All in all, the detour was no big deal. In a way it was a good realiy check, a reminder that getting in a ton of miles every day is only part of this hike. It's also dealing with setbacks and staying flexible. There should be a positive side to just about everything, depending on your perspctive. Had we not accidentally taken this trail, for example, we may have never walked on the floor or Oriflamme Canyon. The detour did afford us a chance meeting with two of our new trail friends, Gruevy and Donna, who we have been playing leap frog with and seeing every day or so this week. This is the same couple that we met three weeks ago in NC, who were also training on the AT. We had passed their tarptent yesterday evening in the blustery wind storm and figured that we just might never see them again. We are trying to make really good time and they had hinted that they were aiming for a bit of an easier pace. Today, though, oddly enough, there they were standing right at the!
trail junction which we had missed two hours before.
"Hey, look who it is!" I called out, cracking the first smile I had had in some time. "If you were thinking of maybe coming this way, don't. It's definitely the wrong way."
The remainder of the day was beautiful. The trail ascended and held a pleasant grade.
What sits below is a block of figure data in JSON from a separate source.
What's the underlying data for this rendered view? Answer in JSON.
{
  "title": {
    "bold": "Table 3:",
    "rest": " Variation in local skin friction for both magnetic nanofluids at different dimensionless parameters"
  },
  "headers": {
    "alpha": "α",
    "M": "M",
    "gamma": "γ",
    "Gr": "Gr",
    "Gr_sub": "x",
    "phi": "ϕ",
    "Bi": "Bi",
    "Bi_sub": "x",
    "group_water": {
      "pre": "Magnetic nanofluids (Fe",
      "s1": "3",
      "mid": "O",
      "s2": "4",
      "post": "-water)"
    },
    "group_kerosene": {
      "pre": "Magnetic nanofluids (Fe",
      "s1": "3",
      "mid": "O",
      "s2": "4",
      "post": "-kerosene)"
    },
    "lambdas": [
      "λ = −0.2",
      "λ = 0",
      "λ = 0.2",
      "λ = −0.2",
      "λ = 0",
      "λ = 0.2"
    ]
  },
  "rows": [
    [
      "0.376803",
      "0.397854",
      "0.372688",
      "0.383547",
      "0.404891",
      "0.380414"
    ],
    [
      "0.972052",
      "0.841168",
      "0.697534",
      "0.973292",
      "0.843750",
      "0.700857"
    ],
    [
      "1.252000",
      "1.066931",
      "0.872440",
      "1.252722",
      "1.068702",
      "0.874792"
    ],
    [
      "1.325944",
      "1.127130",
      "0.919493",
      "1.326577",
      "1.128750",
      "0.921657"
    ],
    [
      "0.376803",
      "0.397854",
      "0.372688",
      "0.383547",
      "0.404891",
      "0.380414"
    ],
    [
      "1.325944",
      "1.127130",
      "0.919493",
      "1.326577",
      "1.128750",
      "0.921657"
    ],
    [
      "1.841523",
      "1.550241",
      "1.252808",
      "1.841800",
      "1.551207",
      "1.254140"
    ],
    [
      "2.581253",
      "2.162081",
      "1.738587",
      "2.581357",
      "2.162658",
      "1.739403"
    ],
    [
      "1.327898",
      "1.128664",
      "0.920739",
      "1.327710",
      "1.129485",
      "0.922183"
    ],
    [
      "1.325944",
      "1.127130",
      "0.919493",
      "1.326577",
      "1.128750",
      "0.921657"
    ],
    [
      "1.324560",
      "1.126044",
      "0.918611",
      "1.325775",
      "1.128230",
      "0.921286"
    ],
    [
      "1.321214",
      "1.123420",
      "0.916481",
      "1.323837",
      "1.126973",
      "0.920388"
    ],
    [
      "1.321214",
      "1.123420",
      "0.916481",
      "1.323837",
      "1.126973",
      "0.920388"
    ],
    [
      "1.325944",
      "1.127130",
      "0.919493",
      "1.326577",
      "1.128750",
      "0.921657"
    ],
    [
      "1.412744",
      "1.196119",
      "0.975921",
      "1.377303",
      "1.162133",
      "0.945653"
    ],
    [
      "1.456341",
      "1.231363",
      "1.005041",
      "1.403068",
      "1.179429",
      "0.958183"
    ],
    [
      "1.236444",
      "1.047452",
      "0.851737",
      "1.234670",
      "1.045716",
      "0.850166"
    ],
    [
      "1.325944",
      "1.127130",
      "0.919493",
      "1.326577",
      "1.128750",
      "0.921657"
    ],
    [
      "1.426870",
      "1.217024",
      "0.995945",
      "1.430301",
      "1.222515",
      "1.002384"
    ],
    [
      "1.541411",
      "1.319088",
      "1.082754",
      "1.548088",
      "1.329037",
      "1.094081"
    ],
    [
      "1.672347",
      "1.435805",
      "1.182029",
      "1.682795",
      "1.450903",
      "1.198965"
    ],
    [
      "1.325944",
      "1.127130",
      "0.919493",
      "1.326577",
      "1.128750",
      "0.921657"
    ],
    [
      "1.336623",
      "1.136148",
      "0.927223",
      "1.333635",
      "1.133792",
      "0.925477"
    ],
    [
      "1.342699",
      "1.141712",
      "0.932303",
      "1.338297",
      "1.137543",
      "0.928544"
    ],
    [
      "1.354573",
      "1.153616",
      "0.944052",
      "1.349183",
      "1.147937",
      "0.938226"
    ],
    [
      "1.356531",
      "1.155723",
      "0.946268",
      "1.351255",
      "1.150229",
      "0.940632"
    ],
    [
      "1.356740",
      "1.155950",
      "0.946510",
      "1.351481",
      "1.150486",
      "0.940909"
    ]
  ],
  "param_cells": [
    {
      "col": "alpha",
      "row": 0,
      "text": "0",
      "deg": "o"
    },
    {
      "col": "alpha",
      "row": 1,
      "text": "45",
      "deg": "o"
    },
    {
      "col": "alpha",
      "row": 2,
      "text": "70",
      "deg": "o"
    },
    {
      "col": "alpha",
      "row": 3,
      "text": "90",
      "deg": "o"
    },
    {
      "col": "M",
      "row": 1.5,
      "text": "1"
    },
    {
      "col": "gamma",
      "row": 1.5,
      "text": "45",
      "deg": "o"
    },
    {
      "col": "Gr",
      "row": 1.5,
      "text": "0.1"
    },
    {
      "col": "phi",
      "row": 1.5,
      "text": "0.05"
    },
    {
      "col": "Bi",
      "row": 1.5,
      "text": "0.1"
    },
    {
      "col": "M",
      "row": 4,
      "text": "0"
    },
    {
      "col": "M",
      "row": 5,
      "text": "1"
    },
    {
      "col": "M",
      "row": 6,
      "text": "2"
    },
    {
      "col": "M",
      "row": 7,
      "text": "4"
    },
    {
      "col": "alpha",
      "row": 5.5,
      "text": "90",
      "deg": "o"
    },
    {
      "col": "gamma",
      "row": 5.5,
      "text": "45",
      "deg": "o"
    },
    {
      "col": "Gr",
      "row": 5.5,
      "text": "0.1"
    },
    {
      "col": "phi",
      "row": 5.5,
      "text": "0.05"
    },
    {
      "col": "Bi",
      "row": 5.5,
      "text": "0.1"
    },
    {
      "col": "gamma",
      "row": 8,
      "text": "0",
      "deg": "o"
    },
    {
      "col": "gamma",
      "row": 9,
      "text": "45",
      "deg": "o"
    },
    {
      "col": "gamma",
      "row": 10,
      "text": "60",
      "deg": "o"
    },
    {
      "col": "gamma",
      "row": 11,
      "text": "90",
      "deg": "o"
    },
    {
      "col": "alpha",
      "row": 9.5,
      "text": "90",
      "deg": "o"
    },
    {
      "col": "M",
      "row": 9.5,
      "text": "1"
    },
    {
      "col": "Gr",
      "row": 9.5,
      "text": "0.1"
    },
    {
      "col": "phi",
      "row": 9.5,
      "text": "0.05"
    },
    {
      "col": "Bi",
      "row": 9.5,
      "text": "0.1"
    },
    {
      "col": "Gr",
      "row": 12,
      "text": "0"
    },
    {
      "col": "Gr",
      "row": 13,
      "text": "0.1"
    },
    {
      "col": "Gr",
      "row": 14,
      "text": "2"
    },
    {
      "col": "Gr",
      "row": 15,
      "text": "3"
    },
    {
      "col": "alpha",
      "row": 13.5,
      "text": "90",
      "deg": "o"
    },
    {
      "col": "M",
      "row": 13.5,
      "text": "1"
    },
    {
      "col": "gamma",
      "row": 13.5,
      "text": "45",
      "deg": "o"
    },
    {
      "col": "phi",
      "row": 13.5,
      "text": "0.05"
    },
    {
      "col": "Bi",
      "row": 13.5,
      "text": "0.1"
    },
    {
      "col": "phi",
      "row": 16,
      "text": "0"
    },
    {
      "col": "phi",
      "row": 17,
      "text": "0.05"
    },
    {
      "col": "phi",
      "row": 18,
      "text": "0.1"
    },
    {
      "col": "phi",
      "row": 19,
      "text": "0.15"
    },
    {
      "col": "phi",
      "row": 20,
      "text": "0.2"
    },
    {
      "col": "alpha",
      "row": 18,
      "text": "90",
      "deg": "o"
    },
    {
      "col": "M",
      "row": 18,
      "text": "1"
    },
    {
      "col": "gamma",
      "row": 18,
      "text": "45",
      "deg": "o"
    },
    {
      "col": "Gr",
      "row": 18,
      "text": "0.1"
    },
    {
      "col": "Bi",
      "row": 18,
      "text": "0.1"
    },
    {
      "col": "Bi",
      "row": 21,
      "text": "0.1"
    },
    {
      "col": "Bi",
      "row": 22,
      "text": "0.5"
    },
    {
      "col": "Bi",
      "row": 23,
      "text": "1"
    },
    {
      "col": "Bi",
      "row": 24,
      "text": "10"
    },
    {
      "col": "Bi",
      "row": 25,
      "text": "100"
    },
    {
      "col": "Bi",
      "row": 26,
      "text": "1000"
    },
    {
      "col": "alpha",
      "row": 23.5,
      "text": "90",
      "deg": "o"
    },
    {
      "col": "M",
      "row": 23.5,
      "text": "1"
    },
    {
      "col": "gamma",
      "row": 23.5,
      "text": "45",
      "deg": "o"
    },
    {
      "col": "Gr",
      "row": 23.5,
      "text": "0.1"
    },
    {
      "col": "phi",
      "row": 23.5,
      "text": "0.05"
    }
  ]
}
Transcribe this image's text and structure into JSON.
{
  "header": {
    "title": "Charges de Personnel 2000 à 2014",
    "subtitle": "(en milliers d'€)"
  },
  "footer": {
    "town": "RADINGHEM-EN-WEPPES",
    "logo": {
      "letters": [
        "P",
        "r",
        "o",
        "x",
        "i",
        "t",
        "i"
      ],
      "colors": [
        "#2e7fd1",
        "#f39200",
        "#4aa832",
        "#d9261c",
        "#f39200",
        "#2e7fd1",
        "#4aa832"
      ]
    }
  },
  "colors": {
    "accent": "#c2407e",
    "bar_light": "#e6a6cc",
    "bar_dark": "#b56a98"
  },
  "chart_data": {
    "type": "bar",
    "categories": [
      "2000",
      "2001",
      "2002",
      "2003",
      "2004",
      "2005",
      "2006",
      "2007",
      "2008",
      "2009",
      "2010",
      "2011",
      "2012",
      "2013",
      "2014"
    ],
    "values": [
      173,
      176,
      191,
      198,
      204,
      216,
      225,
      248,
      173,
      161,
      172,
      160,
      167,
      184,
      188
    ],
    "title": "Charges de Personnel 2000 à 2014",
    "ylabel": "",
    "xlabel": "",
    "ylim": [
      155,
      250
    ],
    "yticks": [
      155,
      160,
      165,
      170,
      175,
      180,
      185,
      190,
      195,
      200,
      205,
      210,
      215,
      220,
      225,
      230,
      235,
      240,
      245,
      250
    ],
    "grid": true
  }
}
Magnificent views of the San Jacinto Mtns. greeted us from across the San Fillipe valley, which we will cross tomorrow before the heat of the day sets in. The desert has a sense of alluring magic to it--it's creatures and plant life, so strange and exotic; the earth, so hard and burnt.
I feel that it is such an enormous privilege to be out here now, in the grip of this great, wild, expansive countryside.
Eliza decided at some point over the last couple of days to take a trail name. She was hesitant at first, her real name still feeling fresh and new since it's last alteration, but finally introduced herself as Koala as we were heading out after the kickoff on saturday. It has always been a sort of affectionate nickname between us, but I think it fits very well her personality out here on the trail--she's cute, cuddly, and potentially very ferocious if she doesn't get her eucalyptus leaves at suppertime each night.